Il était un économiste qui avait fait de la réduction du temps de travail l’un de ses premiers combats. Le 10 juin, un an à peine après sa disparition, un hommage a été rendu à Michel Husson à l’université Panthéon-Sorbonne par plusieurs dizaines de ses pairs, membres des Économistes atterrés, d’Attac ou de l’Ires (Institut de recherches économiques et sociales), trois structures dont il était membre. 

Mathieu Coq, responsable du secteur économique de la Cgt, était présent. C’est à lui qu’il est revenu d’exposer les raisons pour lesquelles le chercheur s’était engagé en faveur des trente-cinq, puis des trente-deux heures. Le tour de la question en cinq citations de Michel Husson.
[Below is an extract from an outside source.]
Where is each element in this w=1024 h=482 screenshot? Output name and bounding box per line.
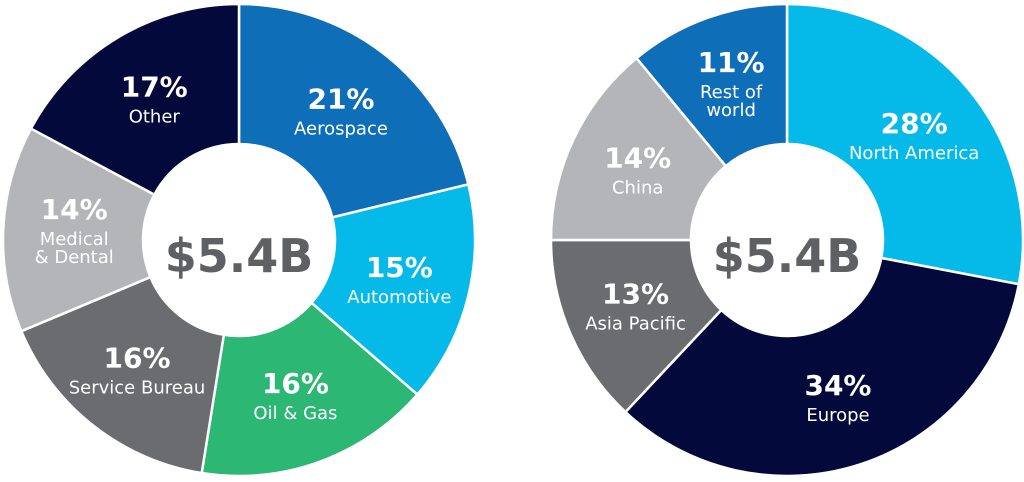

«  Il existe un lien étroit entre la réduction du temps de travail et la répartition des revenus.  » Ce point était central dans son combat pour la Rtt. Et plus d’une fois, il a dénoncé les conditions de mise en œuvre de la loi Aubry qui, en accordant aux employeurs des allégements de cotisations sociales en même temps qu’une intensification du travail, s’est faite au détriment des salaires, donc d’une meilleure répartition des revenus. En 1980, rappelait-il dans un article écrit avec l’économiste Stéphanie Treillet et paru dans la revue Contretemps, un salarié travaillait en moyenne 9 jours par an pour les actionnaires. En 2016, 26 jours. 
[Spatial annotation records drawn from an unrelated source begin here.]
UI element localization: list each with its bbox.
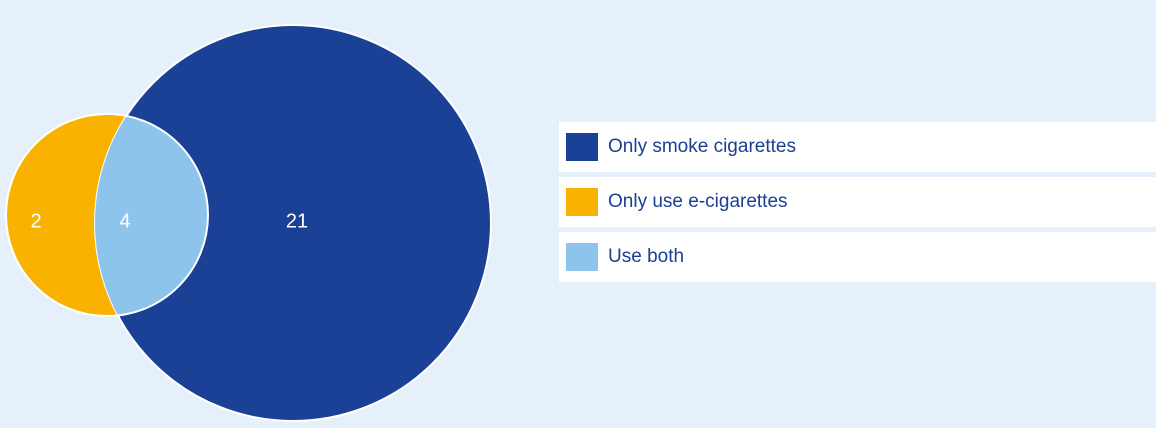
- legend-swatch-cigarettes-only: [566, 133, 598, 161]
- legend-swatch-ecig-only: [566, 188, 598, 216]
- legend-label-ecig-only: Only use e-cigarettes: [608, 191, 788, 213]
- legend-label-both: Use both: [608, 246, 684, 268]
- both-value: 4: [119, 210, 130, 232]
- legend-swatch-both: [566, 243, 598, 271]
- legend-label-cigarettes-only: Only smoke cigarettes: [608, 136, 796, 158]
- venn-diagram: 2 4 21: [0, 0, 540, 428]
- legend-item-both: Use both: [559, 232, 1156, 282]
- legend-item-cigarettes-only: Only smoke cigarettes: [559, 122, 1156, 172]
- ecig-only-value: 2: [30, 210, 41, 232]
- legend: Only smoke cigarettes Only use e-cigaret…: [559, 122, 1156, 287]
- cigarettes-only-value: 21: [286, 210, 308, 232]
- legend-item-ecig-only: Only use e-cigarettes: [559, 177, 1156, 227]
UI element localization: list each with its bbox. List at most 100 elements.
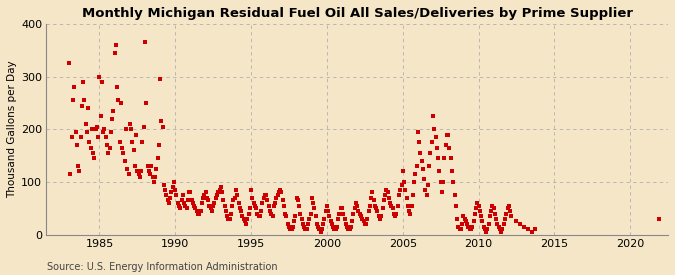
Point	[90, 127, 101, 131]
Point	[370, 204, 381, 208]
Point	[486, 209, 497, 213]
Point	[256, 209, 267, 213]
Point	[195, 209, 206, 213]
Point	[346, 224, 356, 229]
Point	[238, 217, 249, 221]
Point	[179, 201, 190, 205]
Point	[470, 206, 481, 210]
Point	[504, 204, 514, 208]
Point	[429, 127, 439, 131]
Point	[225, 211, 236, 216]
Point	[190, 206, 201, 210]
Point	[448, 180, 458, 184]
Point	[257, 201, 268, 205]
Point	[246, 188, 256, 192]
Point	[211, 193, 222, 197]
Point	[389, 214, 400, 218]
Point	[446, 156, 456, 160]
Point	[366, 196, 377, 200]
Point	[308, 201, 319, 205]
Point	[344, 227, 355, 232]
Point	[476, 214, 487, 218]
Point	[119, 159, 130, 163]
Point	[162, 198, 173, 203]
Point	[113, 98, 124, 103]
Point	[184, 190, 194, 195]
Point	[295, 211, 306, 216]
Point	[130, 164, 140, 168]
Point	[232, 193, 242, 197]
Point	[364, 204, 375, 208]
Title: Monthly Michigan Residual Fuel Oil All Sales/Deliveries by Prime Supplier: Monthly Michigan Residual Fuel Oil All S…	[82, 7, 632, 20]
Point	[434, 169, 445, 174]
Point	[530, 227, 541, 232]
Point	[415, 151, 426, 155]
Point	[66, 135, 77, 139]
Point	[231, 188, 242, 192]
Point	[118, 151, 129, 155]
Point	[468, 219, 479, 224]
Point	[328, 224, 339, 229]
Point	[479, 227, 490, 232]
Point	[185, 190, 196, 195]
Point	[89, 156, 100, 160]
Point	[160, 188, 171, 192]
Point	[462, 222, 472, 226]
Point	[317, 227, 327, 232]
Point	[223, 217, 234, 221]
Point	[492, 222, 503, 226]
Point	[127, 140, 138, 145]
Point	[342, 224, 352, 229]
Point	[227, 204, 238, 208]
Point	[482, 227, 493, 232]
Point	[103, 151, 113, 155]
Point	[173, 204, 184, 208]
Point	[228, 198, 239, 203]
Point	[111, 43, 122, 47]
Point	[515, 222, 526, 226]
Point	[414, 140, 425, 145]
Point	[459, 217, 470, 221]
Point	[458, 214, 468, 218]
Point	[502, 206, 513, 210]
Point	[375, 217, 385, 221]
Point	[269, 204, 279, 208]
Point	[359, 222, 370, 226]
Point	[186, 198, 197, 203]
Point	[69, 85, 80, 89]
Point	[248, 201, 259, 205]
Point	[405, 211, 416, 216]
Point	[404, 209, 414, 213]
Point	[395, 188, 406, 192]
Point	[372, 209, 383, 213]
Point	[392, 204, 403, 208]
Point	[301, 227, 312, 232]
Point	[63, 61, 74, 66]
Point	[182, 198, 193, 203]
Point	[496, 230, 507, 234]
Point	[377, 206, 388, 210]
Point	[166, 190, 177, 195]
Point	[99, 127, 110, 131]
Point	[352, 204, 362, 208]
Point	[142, 164, 153, 168]
Point	[133, 172, 144, 176]
Point	[309, 206, 320, 210]
Point	[333, 217, 344, 221]
Point	[356, 214, 367, 218]
Point	[300, 227, 310, 232]
Point	[349, 206, 360, 210]
Point	[463, 224, 474, 229]
Point	[449, 193, 460, 197]
Point	[202, 198, 213, 203]
Point	[487, 204, 498, 208]
Point	[354, 211, 365, 216]
Point	[153, 143, 164, 147]
Point	[338, 211, 349, 216]
Point	[498, 222, 509, 226]
Point	[196, 201, 207, 205]
Point	[522, 227, 533, 232]
Point	[406, 204, 417, 208]
Point	[275, 188, 286, 192]
Point	[371, 206, 381, 210]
«  Rien ne serait plus faux que de dire que des gains de productivité très élevés [sont] la cause du chômage.  » Cette thèse, Michel Husson l’a défendue sans relâche. Parmi d’autres exemples qu’il aimait prendre, il y avait la comparaison entre deux périodes dans l’histoire française récente  : les années 1945-1975, où le taux de chômage était faible (autour de 2  %) et la période ouverte au milieu des années 1980, qui reste caractérisée par un taux de chômage élevé (autour de 10  %). L’une avait connu une hausse exceptionnelle de la productivité (+ 5  %), l’autre est de ce point de vue quasi atone (de 1  % à 2  %)…

«  La question n’est pas tant de savoir si la durée du travail baisse, mais comment elle baisse.  » Pour symboliser cette vérité que les femmes, premières victimes des temps partiels imposés, connaissent bien, Michel Husson usait de cette formule dans un de ses articles parus sur le site d’Alternatives économiques  : il existe une «  bonne  » et une «  mauvaise  » manière de diminuer le temps de travail. Cette réduction peut être collective, disait-il. Elle peut aussi être dégradée  : «  au prix du temps partiel  ». Au prix du temps partiel, «  elle se fait de manière libérale et inégalitaire  » et «  renforce la division sexuelle du travail  ». Collective donc égalitaire, elle renforce les droits et contribue à une autre répartition des richesses, énonçait-il.

«  La Rtt milite pour un nouveau mode de production non productiviste.  » Ainsi qu’il le défendait, «  la Rtt constitue le moyen de créer massivement des emplois et de satisfaire les besoins sociaux sans forcément en passer par davantage de croissance du Pib  ». Elle est une condition pour «  commencer à contrôler les biens et services dont la croissance apparaît nécessaire (les crèches, les écoles, les hôpitaux, les logements sociaux, les transports en commun, les énergies renouvelables…) et ceux qu’il faudrait faire décroître (la publicité, les emballages, les armes…), donc le contenu qualitatif de la croissance. Elle est donc un axe central du combat pour l’émancipation, dans ses différentes dimensions  »… Invitation au débat.